Kuroda

It looks an awfully lot like the Bank of Japan is playing games with the market.

To recap, two things kicked off speculation about a BOJ pivot today.

The first was on December 31, when Nikkei reported that the BOJ was considering raising its inflation forecasts, including boosting 2024 inflation from 1.6% to 'close to' 2%. That kicked off the yen rally.

The second was from Kyodo, also citing sources familiar with the BOJ, who said the 2024 forecast would be 'close' to 2%.

If that forecast was boosted, it would pave the way for a normalization of policy. Instead, it was left unchanged at 1.6%.

What happened here?

There's absolutely no way both of these reputable news organizations just made up these stories. Someone at the BOJ tipped them off, but why?

I suppose it's possible that there was a plan to normalize and then the government pushed back on it. Evidence of that was a comment Monday from Hiroshige Seko, the Liberal Democratic Party’s upper house secretary general, who said "now is not the time for making a major policy change.”

Alternatively, Kuroda may have wanted to burn the speculators. Everyone leaned very hard into BOJ easing and that meant yen buying and JGB selling. The BOJ may have decided that was unhelpful and could undermine its messaging and efforts to balance inflation .

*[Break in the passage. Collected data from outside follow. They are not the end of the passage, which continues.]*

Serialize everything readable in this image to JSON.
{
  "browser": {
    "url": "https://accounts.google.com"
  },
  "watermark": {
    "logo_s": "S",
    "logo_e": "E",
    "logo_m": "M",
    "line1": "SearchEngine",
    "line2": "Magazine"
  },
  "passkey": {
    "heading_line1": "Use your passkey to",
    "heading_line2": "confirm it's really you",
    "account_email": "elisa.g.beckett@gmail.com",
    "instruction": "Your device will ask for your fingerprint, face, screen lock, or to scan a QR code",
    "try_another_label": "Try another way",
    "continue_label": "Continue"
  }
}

The problem is that burning the specs once doesn't change the state of play. The hyenas have been beaten back but the BOJ is still a wounded animal, holding a position that's offside with the reality of inflation. That's why USD/JPY has given back nearly all the gains.

USDJPY 15 mins

You would love for Kyodo or Nikkei to offer a post-mortem here but they're likely not going to burn a source and there was also enough wiggle room in the initial reports to leave the BOJ an out. We'll likely never find out what happened but it all sets up another round of drama at the March 10 BOJ decision date.